Civil Litigation - Strikings Pleadings - Timetable Non-Compliance [R3.04]. Typhoon Capital BV v. Jacob
In Typhoon Capital BV v. Jacob (Div Ct, 2022) the Divisional Court struck a defence in the context of failure to comply with a case management time table [R3.04(4)(b)] and other procedural and order failures. The case sounds largely in contempt, though 'contempt' is not an issue as such:
 Repeated breaches of court orders may also support an order to strike out a pleading. In Starland the court referred to the case law regarding the impact of repeated breaches. At para. 32 of Starland, the court quotes from Vacca, in which the court stated as follows at paras. 27-28:
There comes a time when this court is obliged to meet its responsibility for the effective administration of justice through case management by dismissing an action. Such is the case when the plaintiff repeatedly fails to comply with orders of the court whether or not there has been prejudice to the defendants. In Vacca, the Divisional Court upheld the decision to strike out the claim.
In the circumstances of four breached orders, including the “last chance” order, the Master realistically had only two options – one was to give the plaintiffs yet another chance – the other was to dismiss the action.
 The Associate Justice expressly addressed the drastic nature of the requested remedy and considered whether to grant some lesser remedy.
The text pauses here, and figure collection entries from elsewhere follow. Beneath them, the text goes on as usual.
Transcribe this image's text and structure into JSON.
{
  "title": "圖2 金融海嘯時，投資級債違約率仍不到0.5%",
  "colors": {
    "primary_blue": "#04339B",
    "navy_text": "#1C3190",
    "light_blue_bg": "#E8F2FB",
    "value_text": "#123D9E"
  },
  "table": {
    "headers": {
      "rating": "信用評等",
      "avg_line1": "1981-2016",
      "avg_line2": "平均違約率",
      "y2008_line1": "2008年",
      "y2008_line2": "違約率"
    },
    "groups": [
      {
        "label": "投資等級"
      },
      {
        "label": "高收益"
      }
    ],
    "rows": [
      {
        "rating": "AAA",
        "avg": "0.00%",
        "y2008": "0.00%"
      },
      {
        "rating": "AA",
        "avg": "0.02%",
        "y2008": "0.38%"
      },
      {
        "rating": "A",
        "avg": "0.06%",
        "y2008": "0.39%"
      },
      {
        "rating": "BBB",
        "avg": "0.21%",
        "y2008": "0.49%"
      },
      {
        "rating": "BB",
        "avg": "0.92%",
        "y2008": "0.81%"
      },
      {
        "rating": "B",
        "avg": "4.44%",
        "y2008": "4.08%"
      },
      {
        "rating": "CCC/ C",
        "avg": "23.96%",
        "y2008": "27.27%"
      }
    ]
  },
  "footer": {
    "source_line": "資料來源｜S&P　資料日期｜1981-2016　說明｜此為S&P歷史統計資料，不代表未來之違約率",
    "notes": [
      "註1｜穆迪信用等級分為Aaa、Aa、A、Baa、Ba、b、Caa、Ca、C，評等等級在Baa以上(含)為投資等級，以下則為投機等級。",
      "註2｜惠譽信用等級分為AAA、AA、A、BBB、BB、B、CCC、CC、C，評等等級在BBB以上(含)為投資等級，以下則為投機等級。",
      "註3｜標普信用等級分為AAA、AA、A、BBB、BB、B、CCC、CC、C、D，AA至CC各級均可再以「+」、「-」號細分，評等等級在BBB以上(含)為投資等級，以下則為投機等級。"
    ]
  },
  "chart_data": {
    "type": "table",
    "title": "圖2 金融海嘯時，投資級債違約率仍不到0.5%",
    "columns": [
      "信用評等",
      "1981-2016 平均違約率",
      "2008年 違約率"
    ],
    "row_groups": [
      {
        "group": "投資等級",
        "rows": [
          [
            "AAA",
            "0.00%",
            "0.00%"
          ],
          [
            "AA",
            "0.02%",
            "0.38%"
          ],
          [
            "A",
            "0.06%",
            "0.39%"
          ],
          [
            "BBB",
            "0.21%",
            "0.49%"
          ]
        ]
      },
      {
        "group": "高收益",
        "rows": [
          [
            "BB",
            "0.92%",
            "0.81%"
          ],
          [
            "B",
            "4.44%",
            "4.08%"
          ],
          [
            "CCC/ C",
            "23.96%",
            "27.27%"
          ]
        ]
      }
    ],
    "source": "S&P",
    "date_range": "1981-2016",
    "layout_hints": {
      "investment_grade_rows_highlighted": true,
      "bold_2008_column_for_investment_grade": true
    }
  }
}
She made no error in doing so. She considered the possibility of a new timetable in view of the prior promises to comply with timetables, including consent timetables, that were breached. She was satisfied that all efforts short of dismissal had been tried and had not succeeded. She noted that the court had tried costs awards, peremptory orders, warnings and ultimately a last chance order. Her finding that there was no change in circumstances that persuaded her that the appellants were any more serious about fulfilling their obligations is entitled to deference.
 In exercising her discretion, the Associate Justice recognized that she had to balance the appellants’ right to have their case heard against the impact of their conduct on the court’s ability to do justice. She considered whether or not the breaches were mere technical breaches, concluding that they were not and had resulted in a situation where it would not be appropriate to have the appellants continue their defence. She concluded that, in the circumstances of this case, the impact of the appellants’ conduct called for the Order. She made no error in doing so.